Mind has long been thought of as soul, as
élan vital
, as half of the Cartesian dualism. Much of the intellectual community has abandoned these models in favor of a mechanistic picture of consciousness. John Searle’s 1980 thought experiment caricatures the diminishing abode of mind into a shell game. If consciousness is nothing but algorithm, where does mind come in? Searle lifts the last shell and shows it to be empty.
Imagine that you are confined to a locked room. The room is virtually bare. There is a thick book in the room with the unpromising title
What to Do If They Shove Chinese Writing Under the Door
.
One day a sheet of paper bearing Chinese script is shoved underneath the locked door. To you, who know nothing of Chinese, it contains meaningless symbols, nothing more. You are by now desperate for ways to pass the time. So you consult
What to Do If They Shove Chinese Writing Under the Door
. It describes a tedious and elaborate solitaire pastime you can “play” with the Chinese characters on the sheet. You are supposed to scan the text for certain Chinese characters and keep track of their occurrences according to complicated rules outlined in the book. It all seems pointless, but having nothing else to do, you follow the instructions.
The next day, you receive another sheet of paper with more Chinese writing on it. This very contingency is covered in the book too. The book has further instructions for correlating and manipulating the Chinese symbols on the second sheet, and combining this information with your work from the first sheet. The book ends with instructions to copy certain Chinese symbols (some from the paper, some from the book) onto a fresh sheet of paper. Which symbols you copy depends, in a very complicated way, on your previous work. Then the book says to shove the new sheet under the door of your locked room. This you do.

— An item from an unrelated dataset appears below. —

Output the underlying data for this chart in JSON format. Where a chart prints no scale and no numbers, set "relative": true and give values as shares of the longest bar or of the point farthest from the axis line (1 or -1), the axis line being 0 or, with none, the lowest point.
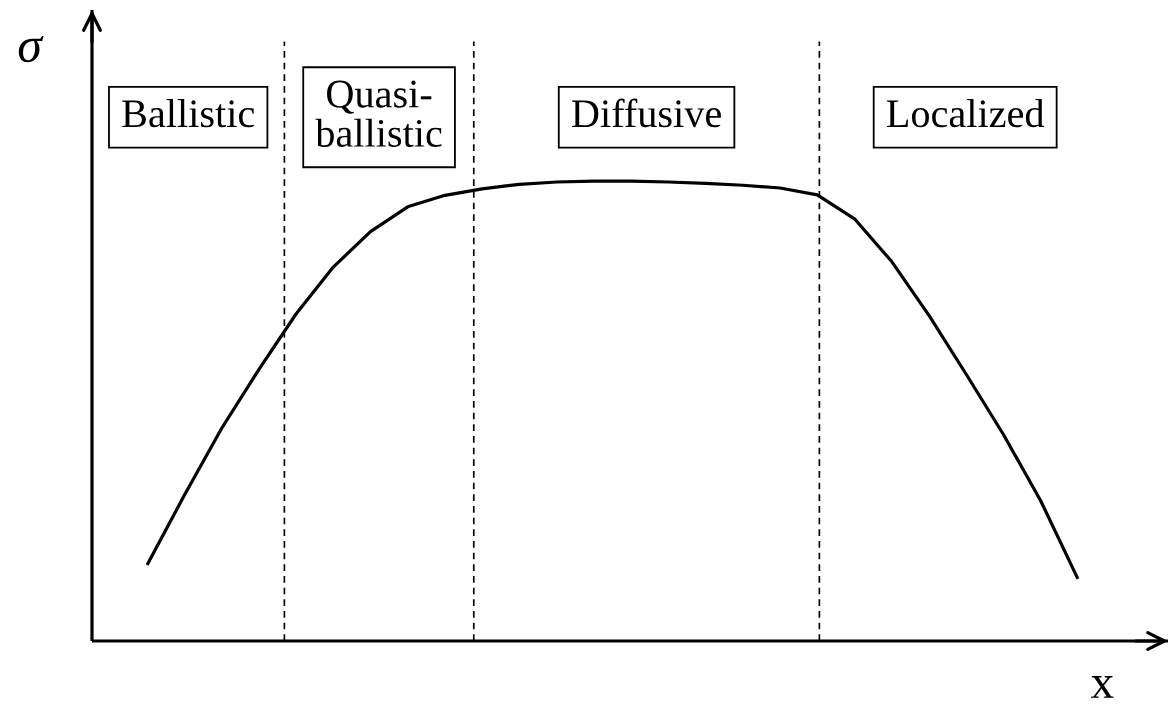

Unknown to you, the first sheet of Chinese characters was a Chinese short story, and the second sheet was questions about the story, such as might be asked in a reading test. The sheet of characters you copied according to the instructions were (still unknown to you!) answers to the questions. You have been manipulating the
characters via a very complex algorithm written in English. The algorithm simulates the way a speaker of Chinese thinks—or at least the way a Chinese speaker reads something, understands it, and answers questions about what he has read. The algorithm is so good that the “answers” you gave are indistinguishable from those that a native speaker of Chinese would give, having read the same story and been asked the same questions.

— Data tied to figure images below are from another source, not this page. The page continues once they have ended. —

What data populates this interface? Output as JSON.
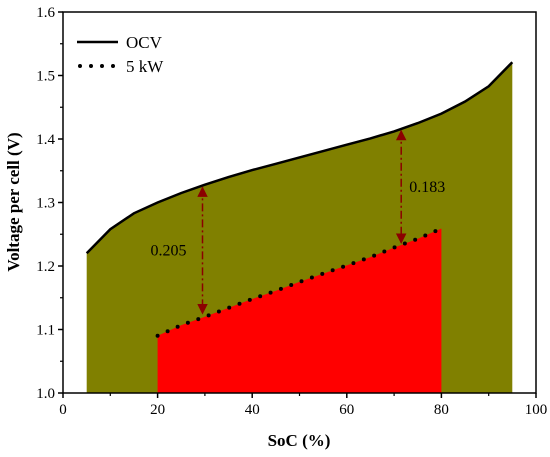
{
  "chart_data": {
    "type": "area",
    "title": "",
    "xlabel": "SoC (%)",
    "ylabel": "Voltage per cell (V)",
    "xlim": [
      0,
      100
    ],
    "ylim": [
      1.0,
      1.6
    ],
    "xticks": [
      0,
      20,
      40,
      60,
      80,
      100
    ],
    "xtick_labels": [
      "0",
      "20",
      "40",
      "60",
      "80",
      "100"
    ],
    "yticks": [
      1.0,
      1.1,
      1.2,
      1.3,
      1.4,
      1.5,
      1.6
    ],
    "ytick_labels": [
      "1.0",
      "1.1",
      "1.2",
      "1.3",
      "1.4",
      "1.5",
      "1.6"
    ],
    "grid": false,
    "legend_position": "top-left",
    "series": [
      {
        "name": "OCV",
        "style": "solid",
        "line_color": "#000000",
        "fill_color": "#808000",
        "x": [
          5,
          10,
          15,
          20,
          25,
          30,
          35,
          40,
          45,
          50,
          55,
          60,
          65,
          70,
          75,
          80,
          85,
          90,
          95
        ],
        "y": [
          1.22,
          1.258,
          1.283,
          1.3,
          1.315,
          1.328,
          1.34,
          1.351,
          1.361,
          1.371,
          1.381,
          1.391,
          1.401,
          1.412,
          1.425,
          1.44,
          1.459,
          1.483,
          1.521
        ]
      },
      {
        "name": "5 kW",
        "style": "dotted",
        "line_color": "#000000",
        "fill_color": "#ff0000",
        "x": [
          20,
          25,
          30,
          35,
          40,
          45,
          50,
          55,
          60,
          65,
          70,
          75,
          80
        ],
        "y": [
          1.09,
          1.107,
          1.12,
          1.134,
          1.148,
          1.161,
          1.175,
          1.188,
          1.201,
          1.214,
          1.229,
          1.243,
          1.259
        ]
      }
    ],
    "annotations": [
      {
        "text": "0.205",
        "x": 29.5,
        "y_top": 1.327,
        "y_bottom": 1.122,
        "color": "#8b0000",
        "label_side": "left"
      },
      {
        "text": "0.183",
        "x": 71.5,
        "y_top": 1.416,
        "y_bottom": 1.233,
        "color": "#8b0000",
        "label_side": "right"
      }
    ]
  }
}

The people who built the room claim that it contains a trained pig that can understand Chinese. They take the room to county fairs and let people on the outside submit a story in Chinese and a set of questions based on the story. The people on the outside are skeptical of the pig story. The answers are so consistently “human” that everyone figures there is really a Chinese-speaking person in there. As long as the room remains sealed, nothing will dissuade the outsiders from this hypothesis.
Searle’s point is this: Do you understand Chinese? Of course not! Being able to follow complex English directions is not the same as knowing Chinese. You do not know, and have not deduced, the meaning of a single Chinese character. The book of instructions is emphatically
not
a crash course in Chinese. It has taught you nothing. It is pure rote, and never does it divulge why you do something or what a given character means.

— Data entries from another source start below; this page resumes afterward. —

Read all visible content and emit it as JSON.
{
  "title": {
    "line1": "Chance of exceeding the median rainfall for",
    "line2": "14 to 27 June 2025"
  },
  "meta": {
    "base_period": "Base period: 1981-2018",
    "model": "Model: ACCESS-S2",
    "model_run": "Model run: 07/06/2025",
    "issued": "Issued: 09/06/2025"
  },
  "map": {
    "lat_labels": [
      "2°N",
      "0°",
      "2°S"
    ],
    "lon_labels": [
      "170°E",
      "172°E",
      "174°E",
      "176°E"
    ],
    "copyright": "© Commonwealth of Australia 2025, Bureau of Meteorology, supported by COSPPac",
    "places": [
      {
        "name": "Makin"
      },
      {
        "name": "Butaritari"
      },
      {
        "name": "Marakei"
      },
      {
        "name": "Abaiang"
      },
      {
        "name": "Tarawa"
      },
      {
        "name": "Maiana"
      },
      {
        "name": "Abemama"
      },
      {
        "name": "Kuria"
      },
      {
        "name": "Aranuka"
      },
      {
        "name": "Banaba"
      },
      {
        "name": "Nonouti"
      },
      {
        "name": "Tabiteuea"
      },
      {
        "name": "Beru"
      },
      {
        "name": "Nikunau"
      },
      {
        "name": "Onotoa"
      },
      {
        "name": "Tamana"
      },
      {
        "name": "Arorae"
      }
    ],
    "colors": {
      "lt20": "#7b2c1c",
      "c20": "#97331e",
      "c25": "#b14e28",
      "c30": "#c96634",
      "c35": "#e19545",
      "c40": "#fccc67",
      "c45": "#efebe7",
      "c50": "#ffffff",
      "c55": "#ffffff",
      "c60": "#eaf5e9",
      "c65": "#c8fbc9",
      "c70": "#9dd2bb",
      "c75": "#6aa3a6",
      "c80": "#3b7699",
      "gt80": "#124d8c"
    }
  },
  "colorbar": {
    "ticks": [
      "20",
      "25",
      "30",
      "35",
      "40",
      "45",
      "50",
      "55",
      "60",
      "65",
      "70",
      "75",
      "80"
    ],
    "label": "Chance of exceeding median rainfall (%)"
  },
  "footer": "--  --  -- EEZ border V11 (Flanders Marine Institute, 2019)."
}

To you, it is all merely a pastime. You take symbols from the Chinese sheets and copy them onto blank sheets in accordance with the rules. It is as if you were playing solitaire and moving a red jack onto a black queen according to a card game’s rules. If, in solitaire, someone asked what a card “meant,” you would say it didn’t mean anything. Oh, sure, playing cards once had symbolic significance, but you would insist that none of that symbolism enters into the context of the game. A card is called a seven of diamonds just to distinguish it from the other cards and to simplify application of the game’s rules.
If you as a human can run through the Chinese algorithm and still not understand Chinese (much less experience the consciousness of a Chinese speaker), it seems all the more ridiculous to think that a machine could run through an algorithm and experience consciousness. Therefore, claims Searle, consciousness is not an algorithm.
Searle’s skepticism is considerably more generous than many who doubt that computers can think. His thought experiment postulates a working artificial intelligence algorithm. It is the set of instructions for manipulating the Chinese characters. Clearly the algorithm must encapsulate much, much more than Chinese grammar. It cannot be much less than a complete simulation of human thought processes, and it must contain the common knowledge expected of any human to boot.